The main class plus everything else under src/main is packaged into a lazybones
JAR that is included in the distribution zip. The application Gradle plugin
generates a lazybones
script that then runs the main class with all required
dependencies on the classpath.
To build the distribution, simply run
./gradlew distZip
The project templates
The project templates are simply directory structures with whatever files in them that you want. Ultimately, the template project directories will be zipped up and stored on Bintray. From there, lazybones downloads the zips on demand and caches them in a local user directory (currently ~/.lazybones/templates).
If you want empty directories to form part of the project template, then simply add an empty .retain file to each one. When the template archive is created, any .retain files are filtered out (but the containing directories are included).
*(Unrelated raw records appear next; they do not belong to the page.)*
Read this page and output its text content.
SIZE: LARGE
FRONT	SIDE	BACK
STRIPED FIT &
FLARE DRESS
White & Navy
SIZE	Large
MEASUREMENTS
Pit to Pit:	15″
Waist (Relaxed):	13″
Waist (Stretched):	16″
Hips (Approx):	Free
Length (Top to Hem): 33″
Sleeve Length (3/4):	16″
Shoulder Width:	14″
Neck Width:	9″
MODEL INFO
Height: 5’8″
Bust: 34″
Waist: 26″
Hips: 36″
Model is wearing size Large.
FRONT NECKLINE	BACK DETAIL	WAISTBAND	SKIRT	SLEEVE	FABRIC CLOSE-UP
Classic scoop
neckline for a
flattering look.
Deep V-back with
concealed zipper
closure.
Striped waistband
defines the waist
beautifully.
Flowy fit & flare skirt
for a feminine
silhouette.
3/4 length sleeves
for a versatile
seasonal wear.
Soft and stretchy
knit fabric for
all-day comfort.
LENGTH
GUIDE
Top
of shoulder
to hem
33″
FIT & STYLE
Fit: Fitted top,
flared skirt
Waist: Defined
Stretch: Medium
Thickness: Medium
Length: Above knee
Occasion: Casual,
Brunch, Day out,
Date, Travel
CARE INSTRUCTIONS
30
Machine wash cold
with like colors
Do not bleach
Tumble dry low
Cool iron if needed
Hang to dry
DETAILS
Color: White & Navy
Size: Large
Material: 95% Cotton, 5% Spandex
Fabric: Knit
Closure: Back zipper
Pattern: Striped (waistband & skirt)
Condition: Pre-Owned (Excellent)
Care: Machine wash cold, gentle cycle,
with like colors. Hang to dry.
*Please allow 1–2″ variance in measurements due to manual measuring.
To package up a template, simply run
./gradlew packageTemplate<TemplateName>
The name of the project template comes from the containing directory, which is assumed to be lowercase hyphenated. The template name is the equivalent camel case form. So the template directory structure in src/templates/my-template results in a template called ‘MyTemplate’, which can be packaged with
./gradlew packageTemplateMyTemplate
The project template archive will be created in the build directory with the
name ‘-template-
You can also package all the templates in one fell swoop:
./gradlew packageAllTemplates
Once a template is packaged up, you can publish it to a generic (non-Maven) Bintray repository by running
./gradlew publishTemplate<TemplateName>
This will initially fail, because the build does not know where to publish to. That’s quickly fixed by adding a gradle.properties file in the root of this project that contains at least these properties:
repo.username=your_bintray_username
repo.apiKey=your_bintray_apikey
You can then publish new versions of templates whenever you want. Note that you cannot republish with this mechanism, so remember to increment the version if you need to.
Finally, you can publish the whole shebang (unusual) with
./gradlew publishAllTemplates
If you don’t want to publish your template you can install it locally using the installTemplate rule.
./gradlew installTemplate<TemplateName>
This will install the template to ~/.lazybones/templates so that you can use it without moving it to bintray first.
And that’s it for the project templates.